What’s hard to understand with this latest Big Mommination is the logic behind dusting off this worn-out pseudo-franchise that’s managed to limp its way for 11 years. The premise was no great shakes to begin with, and it has not improved with the passage of time. The idea that the perfect undercover disguise for FBI agent Malcolm Turner (Lawrence) is a kind of retro-Hattie McDaniel type with a blonde wig was ludicrous enough one time. Twice was too much. Three times is just compounding the insult—and dragging in (and dragging up) Brandon T. Jackson as Malcolm’s stepson Trent doesn’t help matters one bit.
This round, the plot is a shameless rip-off of Billy Wilder’s Some Like It Hot (1959), only instead of Tony Curtis and Jack Lemmon hiding in drag in an all-girl dance band after they witness the St. Valentine’s Day Massacre, we get Lawrence and Jackson hiding in drag in an all-girl school for the performing arts after Jackson witnesses a Russian mafia murder. To add variety, this latest BM entry also has them on the trail of evidence (also hidden at the school) that will convict the killer. As embellishments go, this isn’t much of one, but, hey, this isn’t much of a movie, so it suits it. Of course, there’s still time for “Big Momma” to straighten out some confused white kid (Portia Doubleday, who looks like a slightly less creepy Amanda Seyfried) and an Asian girl (TV actress Michelle Ang) for diversity.

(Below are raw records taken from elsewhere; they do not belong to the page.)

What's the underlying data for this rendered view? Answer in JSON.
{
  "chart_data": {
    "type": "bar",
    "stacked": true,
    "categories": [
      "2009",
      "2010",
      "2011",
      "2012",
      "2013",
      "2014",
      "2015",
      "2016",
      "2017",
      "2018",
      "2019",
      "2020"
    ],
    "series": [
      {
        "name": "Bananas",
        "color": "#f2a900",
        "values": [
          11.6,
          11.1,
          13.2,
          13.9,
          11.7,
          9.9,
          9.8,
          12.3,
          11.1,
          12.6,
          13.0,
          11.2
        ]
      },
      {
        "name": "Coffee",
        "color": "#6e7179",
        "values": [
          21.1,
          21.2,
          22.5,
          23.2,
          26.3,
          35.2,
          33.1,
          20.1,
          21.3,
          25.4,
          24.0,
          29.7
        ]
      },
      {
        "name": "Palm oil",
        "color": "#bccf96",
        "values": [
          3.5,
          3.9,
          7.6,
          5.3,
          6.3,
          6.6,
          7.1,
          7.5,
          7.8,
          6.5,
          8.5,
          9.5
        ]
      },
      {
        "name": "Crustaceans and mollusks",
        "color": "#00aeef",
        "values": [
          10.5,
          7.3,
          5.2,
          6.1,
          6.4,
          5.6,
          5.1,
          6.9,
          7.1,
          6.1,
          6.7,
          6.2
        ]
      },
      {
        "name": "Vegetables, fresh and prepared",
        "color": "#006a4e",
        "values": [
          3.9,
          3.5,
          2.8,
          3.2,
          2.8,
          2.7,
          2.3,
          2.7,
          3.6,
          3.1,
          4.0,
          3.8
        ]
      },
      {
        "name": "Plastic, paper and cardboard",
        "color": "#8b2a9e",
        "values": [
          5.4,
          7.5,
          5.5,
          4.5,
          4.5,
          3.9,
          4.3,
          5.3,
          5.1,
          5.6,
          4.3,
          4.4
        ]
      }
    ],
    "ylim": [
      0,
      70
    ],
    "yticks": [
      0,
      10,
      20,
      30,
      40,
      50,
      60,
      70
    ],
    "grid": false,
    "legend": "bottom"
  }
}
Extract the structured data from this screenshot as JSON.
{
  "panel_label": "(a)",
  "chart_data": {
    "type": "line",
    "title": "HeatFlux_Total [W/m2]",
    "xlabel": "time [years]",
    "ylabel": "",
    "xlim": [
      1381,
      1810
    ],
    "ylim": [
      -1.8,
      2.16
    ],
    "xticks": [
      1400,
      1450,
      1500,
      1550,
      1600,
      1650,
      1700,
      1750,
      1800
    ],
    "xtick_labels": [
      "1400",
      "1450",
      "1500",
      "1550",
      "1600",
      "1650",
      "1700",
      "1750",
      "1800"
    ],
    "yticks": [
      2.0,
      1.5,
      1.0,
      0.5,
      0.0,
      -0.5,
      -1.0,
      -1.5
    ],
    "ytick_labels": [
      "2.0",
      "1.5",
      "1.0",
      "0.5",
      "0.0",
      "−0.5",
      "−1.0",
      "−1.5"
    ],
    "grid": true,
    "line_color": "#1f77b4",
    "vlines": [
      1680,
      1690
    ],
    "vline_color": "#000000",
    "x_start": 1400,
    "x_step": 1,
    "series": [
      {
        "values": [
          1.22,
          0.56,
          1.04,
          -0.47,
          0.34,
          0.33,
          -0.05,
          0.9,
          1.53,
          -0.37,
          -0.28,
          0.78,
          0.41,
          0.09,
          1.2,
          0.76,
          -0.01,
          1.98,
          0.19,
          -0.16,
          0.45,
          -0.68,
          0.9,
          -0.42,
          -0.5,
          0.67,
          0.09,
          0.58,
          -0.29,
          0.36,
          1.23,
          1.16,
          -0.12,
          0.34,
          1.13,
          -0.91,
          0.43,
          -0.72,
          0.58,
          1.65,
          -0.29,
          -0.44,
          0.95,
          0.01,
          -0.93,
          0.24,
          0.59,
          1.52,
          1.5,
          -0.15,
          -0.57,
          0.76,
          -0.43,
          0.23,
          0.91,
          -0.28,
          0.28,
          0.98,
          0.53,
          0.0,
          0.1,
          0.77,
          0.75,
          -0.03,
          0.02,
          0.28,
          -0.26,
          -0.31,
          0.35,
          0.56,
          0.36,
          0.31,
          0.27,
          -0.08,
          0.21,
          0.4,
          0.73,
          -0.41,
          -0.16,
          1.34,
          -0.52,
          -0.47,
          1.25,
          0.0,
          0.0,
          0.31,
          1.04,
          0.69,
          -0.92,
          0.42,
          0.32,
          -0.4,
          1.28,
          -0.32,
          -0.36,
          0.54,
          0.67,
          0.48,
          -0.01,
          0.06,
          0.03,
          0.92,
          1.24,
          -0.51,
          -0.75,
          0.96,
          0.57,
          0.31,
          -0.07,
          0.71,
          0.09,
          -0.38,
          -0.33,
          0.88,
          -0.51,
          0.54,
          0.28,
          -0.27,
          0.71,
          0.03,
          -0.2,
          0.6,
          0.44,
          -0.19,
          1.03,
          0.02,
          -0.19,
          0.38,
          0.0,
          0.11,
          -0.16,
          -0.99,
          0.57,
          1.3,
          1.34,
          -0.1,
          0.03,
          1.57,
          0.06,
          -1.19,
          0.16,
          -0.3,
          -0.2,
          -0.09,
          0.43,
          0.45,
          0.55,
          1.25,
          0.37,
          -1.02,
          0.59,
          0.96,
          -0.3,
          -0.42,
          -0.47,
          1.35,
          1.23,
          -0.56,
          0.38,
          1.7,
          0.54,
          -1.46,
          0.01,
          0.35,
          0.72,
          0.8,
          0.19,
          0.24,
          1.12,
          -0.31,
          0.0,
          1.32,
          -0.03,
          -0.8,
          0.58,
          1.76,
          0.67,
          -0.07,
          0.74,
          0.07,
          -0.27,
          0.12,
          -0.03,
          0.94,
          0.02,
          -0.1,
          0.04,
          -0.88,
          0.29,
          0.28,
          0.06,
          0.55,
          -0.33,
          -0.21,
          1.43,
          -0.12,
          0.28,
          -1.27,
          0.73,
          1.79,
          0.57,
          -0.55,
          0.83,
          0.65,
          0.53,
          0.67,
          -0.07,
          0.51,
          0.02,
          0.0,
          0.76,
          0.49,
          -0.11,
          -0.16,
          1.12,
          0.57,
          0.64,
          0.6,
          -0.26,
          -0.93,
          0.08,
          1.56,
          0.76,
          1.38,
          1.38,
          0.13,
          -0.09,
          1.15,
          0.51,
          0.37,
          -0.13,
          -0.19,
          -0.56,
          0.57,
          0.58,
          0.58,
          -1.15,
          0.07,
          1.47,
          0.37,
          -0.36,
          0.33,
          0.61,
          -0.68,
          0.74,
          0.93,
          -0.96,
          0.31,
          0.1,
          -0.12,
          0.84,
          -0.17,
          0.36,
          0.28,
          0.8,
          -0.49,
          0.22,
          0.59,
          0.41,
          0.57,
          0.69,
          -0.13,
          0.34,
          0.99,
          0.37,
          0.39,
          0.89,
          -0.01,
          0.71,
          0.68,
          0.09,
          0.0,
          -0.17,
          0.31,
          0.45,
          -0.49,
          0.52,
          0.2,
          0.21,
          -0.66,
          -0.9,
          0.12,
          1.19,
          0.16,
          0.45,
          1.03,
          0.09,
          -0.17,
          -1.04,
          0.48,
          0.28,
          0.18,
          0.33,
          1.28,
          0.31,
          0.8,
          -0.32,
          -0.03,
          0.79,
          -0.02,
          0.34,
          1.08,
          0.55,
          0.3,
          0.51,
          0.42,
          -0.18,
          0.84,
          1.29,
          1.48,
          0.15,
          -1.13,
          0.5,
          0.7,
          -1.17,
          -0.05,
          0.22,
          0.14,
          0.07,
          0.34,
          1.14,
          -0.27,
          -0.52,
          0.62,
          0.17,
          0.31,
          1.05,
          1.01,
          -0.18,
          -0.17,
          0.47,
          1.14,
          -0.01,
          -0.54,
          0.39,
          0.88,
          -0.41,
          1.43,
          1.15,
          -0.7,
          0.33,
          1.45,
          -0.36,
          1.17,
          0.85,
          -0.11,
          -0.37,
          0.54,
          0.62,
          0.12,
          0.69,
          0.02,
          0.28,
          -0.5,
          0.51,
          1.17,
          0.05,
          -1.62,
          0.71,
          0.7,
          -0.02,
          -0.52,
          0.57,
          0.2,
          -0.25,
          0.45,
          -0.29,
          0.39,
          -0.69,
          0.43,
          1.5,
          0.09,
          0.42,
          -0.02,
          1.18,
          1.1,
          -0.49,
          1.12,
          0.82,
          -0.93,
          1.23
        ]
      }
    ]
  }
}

The result of copping this plot is that Lawrence ends up as Lemmon character and Jackson as Curtis. That means that Jackson gets the traditional romantic part (with TV actress Jessica Lucas standing in for Marilyn Monroe). Lawrence gets to attract the attention of chubby-chasing Kurtis Kool (Faizon Love in roughly the old Joe E. Brown part). This, of course, allows for the requisite amount of homosexual panic on Lawrence’s part, though in all fairness, it also affords Faizon the one genuinely funny line in the movie when he discovers that Big Momma isn’t a woman at all. Unfortunately, the movie also wants to duplicate the fact that the revelation does nothing to cool Kool’s ardor. OK, so he doesn’t care that Big Momma is a man, but he also doesn’t care that he/she no longer stands 350 ringside?
I could also point out the idiocy of the way in which our cross-dressing heroes can slip into and out of hours worth of make-up, padding, and prosthetics in the twinkling of an eye. Also, at 107 minutes the film is way too long. But let’s face it, the real problem with it is the simplest of all: It’s just plain not funny. Last I knew, there just wasn’t that much call for laugh-free comedies. My guess is that nobody apprised Lawrence of this development. Rated PG-13 for some sexual humor and brief violence.
who looks like a slightly less creepy Amanda Seyfried
Hey! That was uncalled for. Why drag Amanda Seyfried into this?
it also affords Faizon the one genuinely funny line in the movie when he discovers that Big Momma isn’t a woman at all.
“Nobody’s perfect.”?
Why drag Amanda Seyfried into this?
Because this girl looks like her, only not quite so much like a sea creature.
“Nobody’s perfect.”?
No, that would be Some Like It Hot.
If “Best Botched Simulacrum of Comedy” is not already a Razzie category, it needs to be.
Perhaps I should trademark it.
You’ve really done it this time, Hanke! You stepped into it like a city slicker greenhorn in the cow pasture for the first time! Tyler Perry’s publicity agents will make a quote whore out of you yet! Don’t be surprised if the poster for Perry’s next opus sports “…Tyler Perry is a comedic genius… Ken Hanke!”
Don’t be surprised if the poster for Perry’s next opus sports “…Tyler Perry is a comedic genius… Ken Hanke!”
I think that would be amusingly chic.